Jeremiah 41-44: How Far Is Too Far?

Things have not been going very well for the people of Judah. THey have been exiled to Babylon at the hands of king Nebuchadnezzar, and those who were left in Judah, the “remnant”, have received a constant stream of rebukes from the Lord for their rebellion against Him.

THings have become so difficult for them that they decide to go, of all places, back to Egypt, as if going to Egypt has ever turned out well for the people of God. But God calls to them through the prophet Jeremiah and says:

Thus says the Lord of hosts, the God of Israel: If you set your faces to enter Egypt and go to live there, then the sword that you fear shall overtake you there in the land of Egypt, and the famine of which you are afraid shall follow close after you to Egypt, and there you shall die. All the men who set their faces to go to Egypt to live there shall die by the sword, by famine, and by pestilence. They shall have no remnant or survivor from the disaster that I will bring upon them. For thus says the Lord of hosts, the God of Israel: As my anger and my wrath were poured out on the inhabitants of Jerusalem, so my wrath will be poured out on you when you go to Egypt. You shall become an execration, a horror, a curse, and a taunt. You shall see this place no more. The Lord has said to you, O remnant of Judah, ‘Do not go to Egypt.’

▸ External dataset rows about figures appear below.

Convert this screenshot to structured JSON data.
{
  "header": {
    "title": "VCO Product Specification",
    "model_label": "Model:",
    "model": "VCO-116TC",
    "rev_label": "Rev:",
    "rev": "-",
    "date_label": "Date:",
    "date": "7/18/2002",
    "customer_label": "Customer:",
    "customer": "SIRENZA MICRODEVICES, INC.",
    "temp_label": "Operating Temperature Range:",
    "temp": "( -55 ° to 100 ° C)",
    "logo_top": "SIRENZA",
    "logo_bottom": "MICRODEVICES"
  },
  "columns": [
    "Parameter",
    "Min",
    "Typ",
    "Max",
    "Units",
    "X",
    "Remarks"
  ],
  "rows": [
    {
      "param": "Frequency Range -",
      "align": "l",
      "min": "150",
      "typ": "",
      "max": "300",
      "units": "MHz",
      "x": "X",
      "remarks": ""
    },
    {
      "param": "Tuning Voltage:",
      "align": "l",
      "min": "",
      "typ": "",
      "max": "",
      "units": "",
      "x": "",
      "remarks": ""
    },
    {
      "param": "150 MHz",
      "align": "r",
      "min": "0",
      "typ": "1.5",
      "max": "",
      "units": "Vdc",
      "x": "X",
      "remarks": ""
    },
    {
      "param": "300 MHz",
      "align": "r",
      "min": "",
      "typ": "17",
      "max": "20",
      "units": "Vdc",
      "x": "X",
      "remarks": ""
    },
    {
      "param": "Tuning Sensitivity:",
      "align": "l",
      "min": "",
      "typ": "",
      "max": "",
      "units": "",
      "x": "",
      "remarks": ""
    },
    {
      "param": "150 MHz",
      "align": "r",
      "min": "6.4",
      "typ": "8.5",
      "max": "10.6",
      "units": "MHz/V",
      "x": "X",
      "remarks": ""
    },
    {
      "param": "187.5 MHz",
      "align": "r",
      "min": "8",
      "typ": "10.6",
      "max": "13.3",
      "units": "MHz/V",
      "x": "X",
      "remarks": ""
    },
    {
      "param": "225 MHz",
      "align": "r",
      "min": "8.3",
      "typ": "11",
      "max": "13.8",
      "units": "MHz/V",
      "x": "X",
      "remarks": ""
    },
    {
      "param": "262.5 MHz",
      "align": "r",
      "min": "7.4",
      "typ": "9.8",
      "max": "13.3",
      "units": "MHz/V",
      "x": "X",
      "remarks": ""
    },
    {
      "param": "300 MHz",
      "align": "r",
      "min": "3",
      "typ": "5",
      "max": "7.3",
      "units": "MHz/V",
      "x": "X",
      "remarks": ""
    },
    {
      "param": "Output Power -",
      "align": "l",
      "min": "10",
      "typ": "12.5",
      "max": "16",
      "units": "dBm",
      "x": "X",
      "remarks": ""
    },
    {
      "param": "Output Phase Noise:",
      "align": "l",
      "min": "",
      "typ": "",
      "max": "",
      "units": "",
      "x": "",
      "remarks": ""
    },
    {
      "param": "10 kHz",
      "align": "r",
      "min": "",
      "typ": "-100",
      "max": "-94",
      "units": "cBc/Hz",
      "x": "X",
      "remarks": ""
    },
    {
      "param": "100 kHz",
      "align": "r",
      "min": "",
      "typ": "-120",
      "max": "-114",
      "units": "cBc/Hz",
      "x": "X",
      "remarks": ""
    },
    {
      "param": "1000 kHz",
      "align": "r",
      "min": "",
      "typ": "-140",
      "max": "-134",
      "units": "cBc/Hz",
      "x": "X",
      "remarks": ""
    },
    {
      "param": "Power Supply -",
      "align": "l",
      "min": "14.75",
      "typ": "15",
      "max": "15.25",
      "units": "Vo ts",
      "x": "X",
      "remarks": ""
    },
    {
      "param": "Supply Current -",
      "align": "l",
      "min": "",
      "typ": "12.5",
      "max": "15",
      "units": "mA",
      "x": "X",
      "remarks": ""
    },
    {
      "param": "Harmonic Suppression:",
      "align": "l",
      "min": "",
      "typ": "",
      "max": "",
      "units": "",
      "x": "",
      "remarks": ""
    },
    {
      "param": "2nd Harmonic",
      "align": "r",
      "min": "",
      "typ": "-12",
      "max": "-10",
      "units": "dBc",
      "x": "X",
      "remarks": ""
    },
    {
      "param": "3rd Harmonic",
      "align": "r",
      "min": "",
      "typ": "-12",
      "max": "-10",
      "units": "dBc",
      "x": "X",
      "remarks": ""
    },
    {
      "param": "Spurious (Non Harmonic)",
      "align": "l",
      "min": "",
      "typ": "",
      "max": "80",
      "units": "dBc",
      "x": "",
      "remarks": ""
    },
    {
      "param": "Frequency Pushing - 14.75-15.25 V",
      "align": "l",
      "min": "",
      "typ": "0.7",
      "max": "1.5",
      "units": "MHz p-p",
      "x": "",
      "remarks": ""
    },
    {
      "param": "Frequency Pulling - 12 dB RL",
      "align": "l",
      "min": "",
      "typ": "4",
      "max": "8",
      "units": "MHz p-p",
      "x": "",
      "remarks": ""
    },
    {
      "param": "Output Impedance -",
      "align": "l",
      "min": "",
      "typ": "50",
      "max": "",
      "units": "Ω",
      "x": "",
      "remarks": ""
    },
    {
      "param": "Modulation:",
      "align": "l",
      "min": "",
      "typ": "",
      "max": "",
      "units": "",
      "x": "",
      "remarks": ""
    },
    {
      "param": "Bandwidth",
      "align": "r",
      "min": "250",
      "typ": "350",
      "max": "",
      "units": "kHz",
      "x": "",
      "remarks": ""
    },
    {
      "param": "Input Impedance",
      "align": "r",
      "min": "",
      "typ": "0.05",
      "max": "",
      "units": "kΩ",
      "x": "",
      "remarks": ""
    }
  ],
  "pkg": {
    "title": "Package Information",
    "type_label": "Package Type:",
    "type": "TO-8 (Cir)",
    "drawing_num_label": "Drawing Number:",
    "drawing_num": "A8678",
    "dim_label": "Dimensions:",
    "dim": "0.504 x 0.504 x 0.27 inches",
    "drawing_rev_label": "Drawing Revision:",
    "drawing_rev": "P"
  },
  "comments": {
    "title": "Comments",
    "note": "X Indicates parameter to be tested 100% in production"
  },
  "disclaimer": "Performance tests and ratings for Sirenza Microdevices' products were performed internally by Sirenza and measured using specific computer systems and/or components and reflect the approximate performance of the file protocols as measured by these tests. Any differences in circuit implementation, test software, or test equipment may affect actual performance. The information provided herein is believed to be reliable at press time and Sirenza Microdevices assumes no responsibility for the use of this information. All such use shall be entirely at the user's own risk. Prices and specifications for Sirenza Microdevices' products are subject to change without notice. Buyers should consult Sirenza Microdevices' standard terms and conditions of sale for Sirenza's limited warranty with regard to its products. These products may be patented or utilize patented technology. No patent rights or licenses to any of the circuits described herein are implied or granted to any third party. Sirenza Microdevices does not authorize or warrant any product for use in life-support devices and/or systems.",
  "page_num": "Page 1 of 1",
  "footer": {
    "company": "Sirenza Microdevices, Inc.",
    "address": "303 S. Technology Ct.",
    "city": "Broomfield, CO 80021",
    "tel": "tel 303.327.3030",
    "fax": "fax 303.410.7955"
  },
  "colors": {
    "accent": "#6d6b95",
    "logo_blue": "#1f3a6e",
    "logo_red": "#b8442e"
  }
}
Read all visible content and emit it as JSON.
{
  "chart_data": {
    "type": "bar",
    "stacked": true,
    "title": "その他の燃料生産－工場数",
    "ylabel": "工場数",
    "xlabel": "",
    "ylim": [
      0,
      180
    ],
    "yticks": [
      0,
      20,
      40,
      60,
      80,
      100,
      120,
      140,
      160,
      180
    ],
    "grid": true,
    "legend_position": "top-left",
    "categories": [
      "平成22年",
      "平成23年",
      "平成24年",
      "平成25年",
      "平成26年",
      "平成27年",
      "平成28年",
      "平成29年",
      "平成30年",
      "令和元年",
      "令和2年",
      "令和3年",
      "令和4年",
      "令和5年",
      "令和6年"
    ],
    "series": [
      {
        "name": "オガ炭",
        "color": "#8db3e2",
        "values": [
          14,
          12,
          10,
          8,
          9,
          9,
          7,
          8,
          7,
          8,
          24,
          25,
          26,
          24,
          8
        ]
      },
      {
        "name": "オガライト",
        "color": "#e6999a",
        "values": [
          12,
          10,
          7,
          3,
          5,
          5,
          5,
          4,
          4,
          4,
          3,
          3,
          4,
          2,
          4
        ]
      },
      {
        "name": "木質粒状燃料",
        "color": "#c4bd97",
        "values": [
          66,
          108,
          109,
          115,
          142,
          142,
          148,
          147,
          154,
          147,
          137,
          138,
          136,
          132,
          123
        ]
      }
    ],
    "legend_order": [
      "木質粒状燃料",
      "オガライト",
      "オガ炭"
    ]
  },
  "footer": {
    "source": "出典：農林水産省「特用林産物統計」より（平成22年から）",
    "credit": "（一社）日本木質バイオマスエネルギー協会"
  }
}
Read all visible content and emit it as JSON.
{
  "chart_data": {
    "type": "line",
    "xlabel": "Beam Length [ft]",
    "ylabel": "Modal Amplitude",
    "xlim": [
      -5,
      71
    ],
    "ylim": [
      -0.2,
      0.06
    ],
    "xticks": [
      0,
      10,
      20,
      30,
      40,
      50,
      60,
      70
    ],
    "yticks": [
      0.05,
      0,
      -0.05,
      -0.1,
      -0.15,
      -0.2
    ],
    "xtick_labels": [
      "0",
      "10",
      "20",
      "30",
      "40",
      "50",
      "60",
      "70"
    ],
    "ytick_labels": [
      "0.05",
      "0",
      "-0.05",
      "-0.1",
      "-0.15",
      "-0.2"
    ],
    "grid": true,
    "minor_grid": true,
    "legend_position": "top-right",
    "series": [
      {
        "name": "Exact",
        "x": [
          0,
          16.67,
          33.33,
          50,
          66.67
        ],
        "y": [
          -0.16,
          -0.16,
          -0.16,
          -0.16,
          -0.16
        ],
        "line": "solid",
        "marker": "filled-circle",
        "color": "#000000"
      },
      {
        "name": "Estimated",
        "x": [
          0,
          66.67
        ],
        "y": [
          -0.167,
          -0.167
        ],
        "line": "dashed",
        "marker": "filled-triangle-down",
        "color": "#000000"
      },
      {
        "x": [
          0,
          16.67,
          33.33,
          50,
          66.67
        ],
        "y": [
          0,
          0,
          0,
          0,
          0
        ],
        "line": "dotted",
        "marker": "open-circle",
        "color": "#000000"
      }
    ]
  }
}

The word of the Lord is clear, “Do not go to Egypt.” But why have I titled this post “How Far Is Too Far?” Because God has shown through the mouth of Jeremiah that there is no place to which the judgment of God cannot go. The people of Judah suffered under the consequences of their own sin while they remained in Jerusalem, and moving to Egypt will not change a thing.

Nowhere is too far for the arm of the Lord to reach.

A few weeks ago, I wrote a post about the long arms of the Lord. His arms are not to short to save. But the reverse is true as well. His arms are not too short to judge. And He will judge all those who run from Him.

Our only recourse is to run to Him. Running toward God is the only way to ensure our safety from His wrath against sin. You see, The people of Judah went down to Egypt anyway, so God sent Nebuchadnezzar to conquer Egypt as well. They could not get away from God’s judgment because they were continually unwilling to turn toward Him.

We must learn from their folly. That’s the whole reason why this is in the Bible in the first place, that we might see the seriousness of our rebellion against God and the comfort that He brings if we turn toward Him. Do not run from Him, because there is no where to far for Him to reach. Run to God, for there is nowhere safer than under the shadow of His wings.